L'absence de recherches plus approfondies pour développer un cadre théorique alternatif, ou complémentaire, au cadre économico-financier est assez surprenant, eu égard aux critiques formulées à son encontre. D'autre part, on ne peut qu'être frappé par le cloisonnement général des recherches. Dans leur grande majorité les chercheurs du domaine de l'énergie n'ont pas investigué les résultats d'autres domaines de recherche.

Les chercheurs en sciences sociales ne s'intéressent généralement pas aux caractéristiques techniques des bâtiments.

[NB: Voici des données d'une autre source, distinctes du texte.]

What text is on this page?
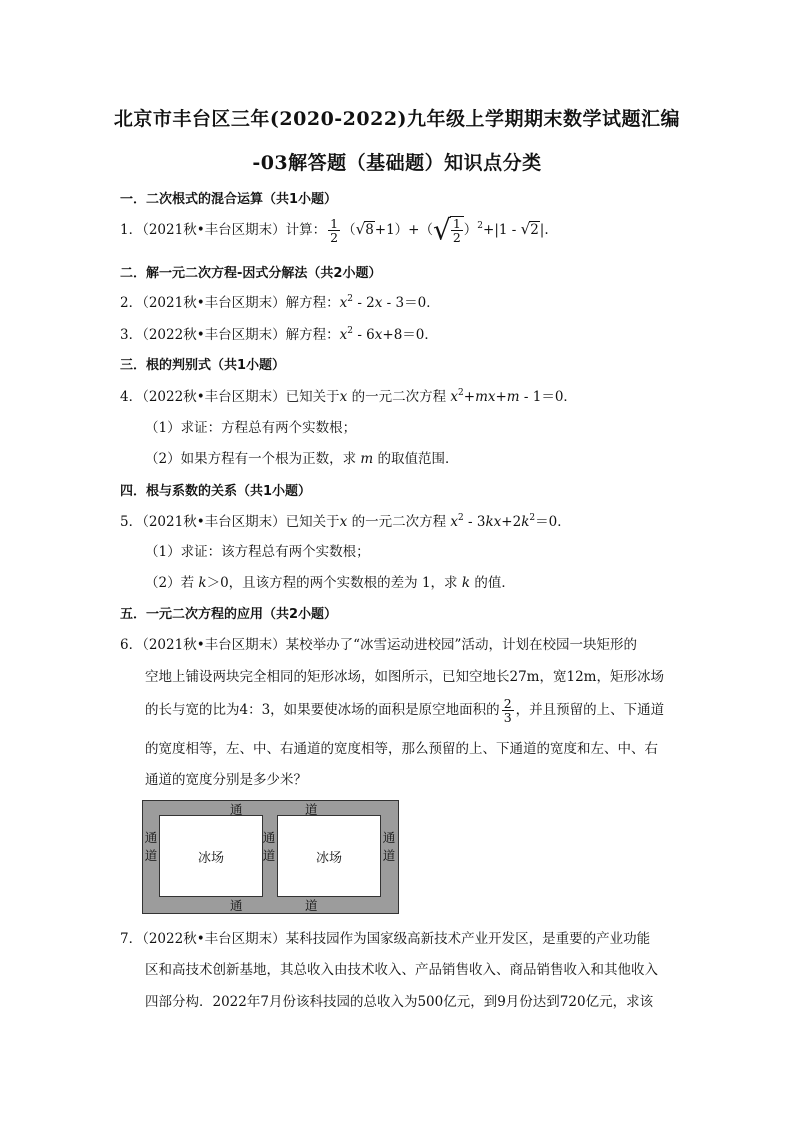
北京市丰台区三年(2020-2022)九年级上学期期末数学试题汇编
-03解答题（基础题）知识点分类
一．二次根式的混合运算（共1小题）
1．（2021秋•丰台区期末）计算： $\frac{1}{2} (√8+1)+(√ \frac{1}{2} )^2+|1 - √2|$.
二．解一元二次方程-因式分解法（共2小题）
2．（2021秋•丰台区期末）解方程：$x^2 - 2x - 3=0$．
3．（2022秋•丰台区期末）解方程：$x^2 - 6x+8=0$．
三．根的判别式（共1小题）
4．（2022秋•丰台区期末）已知关于x 的一元二次方程 $x^2+mx+m - 1=0$．
（1）求证：方程总有两个实数根；
（2）如果方程有一个根为正数，求 m 的取值范围．
四．根与系数的关系（共1小题）
5．（2021秋•丰台区期末）已知关于x 的一元二次方程 $x^2 - 3kx+2k^2=0$．
（1）求证：该方程总有两个实数根；
（2）若 k＞0，且该方程的两个实数根的差为 1，求 k 的值．
五．一元二次方程的应用（共2小题）
6．（2021秋•丰台区期末）某校举办了“冰雪运动进校园”活动，计划在校园一块矩形的
空地上铺设两块完全相同的矩形冰场，如图所示，已知空地长27m，宽12m，矩形冰场
的长与宽的比为4：3，如果要使冰场的面积是原空地面积的 $\frac{2}{3}$ ，并且预留的上、下通道
的宽度相等，左、中、右通道的宽度相等，那么预留的上、下通道的宽度和左、中、右
通道的宽度分别是多少米？
冰场	冰场
通	道
通	道
通
道
通
道
通
道
7．（2022秋•丰台区期末）某科技园作为国家级高新技术产业开发区，是重要的产业功能
区和高技术创新基地，其总收入由技术收入、产品销售收入、商品销售收入和其他收入
四部分构．2022年7月份该科技园的总收入为500亿元，到9月份达到720亿元，求该
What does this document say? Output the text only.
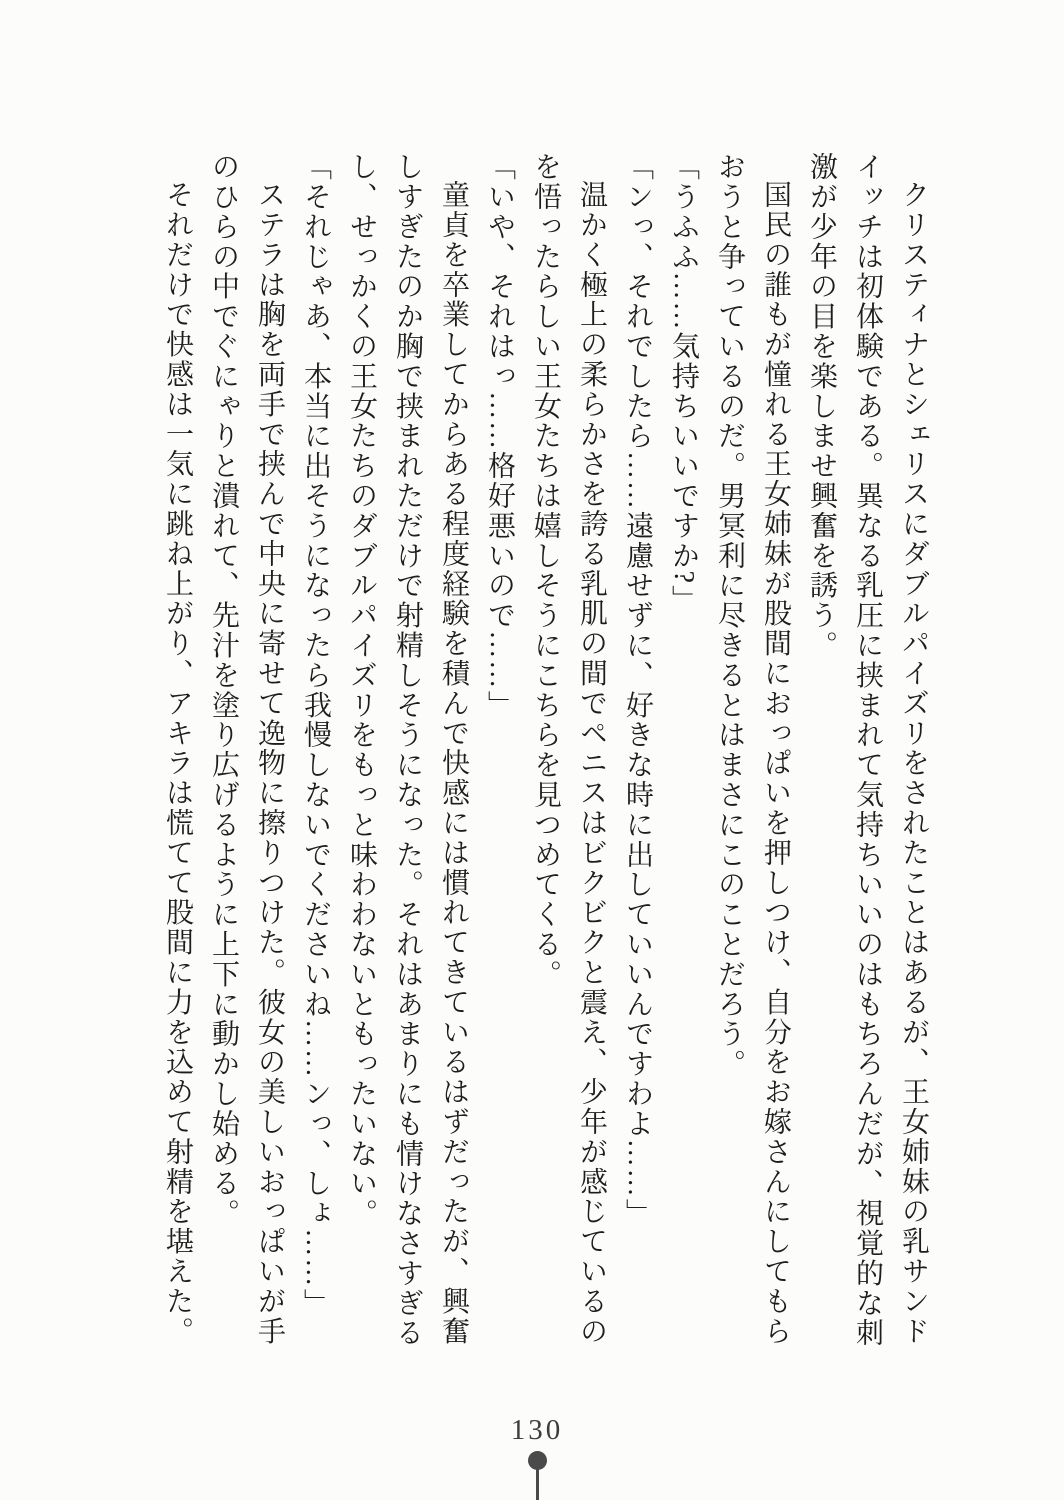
クリスティナとシェリスにダブルパイズリをされたことはあるが、王女姉妹の乳サンドイッチは初体験である。異なる乳圧に挟まれて気持ちいいのはもちろんだが、視覚的な刺激が少年の目を楽しませ興奮を誘う。

国民の誰もが憧れる王女姉妹が股間におっぱいを押しつけ、自分をお嫁さんにしてもらおうと争っているのだ。男冥利に尽きるとはまさにこのことだろう。

「うふふ……気持ちいいですか?」

「ンっ、それでしたら……遠慮せずに、好きな時に出していいんですわよ……」

温かく極上の柔らかさを誇る乳肌の間でペニスはビクビクと震え、少年が感じているのを悟ったらしい王女たちは嬉しそうにこちらを見つめてくる。

「いや、それはっ……格好悪いので……」

童貞を卒業してからある程度経験を積んで快感には慣れてきているはずだったが、興奮しすぎたのか胸で挟まれただけで射精しそうになった。それはあまりにも情けなさすぎるし、せっかくの王女たちのダブルパイズリをもっと味わわないともったいない。

「それじゃあ、本当に出そうになったら我慢しないでくださいね……ンっ、しょ……」

ステラは胸を両手で挟んで中央に寄せて逸物に擦りつけた。彼女の美しいおっぱいが手のひらの中でぐにゃりと潰れて、先汁を塗り広げるように上下に動かし始める。

それだけで快感は一気に跳ね上がり、アキラは慌てて股間に力を込めて射精を堪えた。

130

Les économistes et les ingénieurs ne comprennent pas la logique financière, et dans l'ensemble, méconnaissent et/ou mésestiment les travaux des sociologues et psychologues. Chaque domaine de recherche détient une pièce du puzzle mais la collaboration nécessaire pour assembler les pièces n'existe pas. Pourtant, la

complexité de la question des déterminants des investissements en efficacité énergétique appelle une approche interdisciplinaire.

Les recherches menées dans le domaine de l'énergie et dans le domaine de la finance organisationnelle indiquent en tous cas que la décision d'investissement est indissociable du cadre organisationnel et de l’environnement de l’entreprise, ainsi que des acteurs impliqués et des caractéristiques de l’investissement; et que, par conséquent, les critères financiers de choix des investissements jouent un rôle relatif, voire secondaire, dans ces décisions. Ces considérations, associées au manque d'une alternative théorique satisfaisante dans les différents courants de littérature du domaine de l'énergie, qui puisse expliquer les décisions d'investissement en efficacité énergétique et les facteurs qui les déterminent, conduisent à formuler les questions de recherche suivantes:

Pourquoi existe-t-il dans de nombreuses entreprises un potentiel rentable d'économies d'énergie ?

Pourquoi les entreprises ont-elles des comportements différents en matière de décisions d’investissement en efficacité énergétique, et plus généralement, en matière de gestion de l’énergie?

Puisque tout investissement est le résultat d'une décision (ou plus exactement, comme nous le verrons, d'un processus décisionnel), la littérature relative à la décision dans les organisations semble une source pertinente pour aborder les différents aspects des décisions d’investissement des entreprises et construire un cadre théorique solide. La deuxième partie de ma recherche s'attachera à identifier les éléments de cette littérature qui sont les plus utiles pour analyser et expliquer les décisions d'investissement en efficacité énergétique des organisations et l'importance des dimensions stratégique et culturelle de ces investissements. Cette démarche implique aussi d'examiner des concepts souvent employés mais rarement définis par les chercheurs dans le domaine de l'énergie, alors qu'ils sont au cœur de la problématique de la décision d'investir : les concepts de rationalité, de comportement et enfin le concept d'investissement lui-même. Je tenterai de préciser ces concepts dans la deuxième partie de ce travail, qui sera consacré à la décision dans les organisations.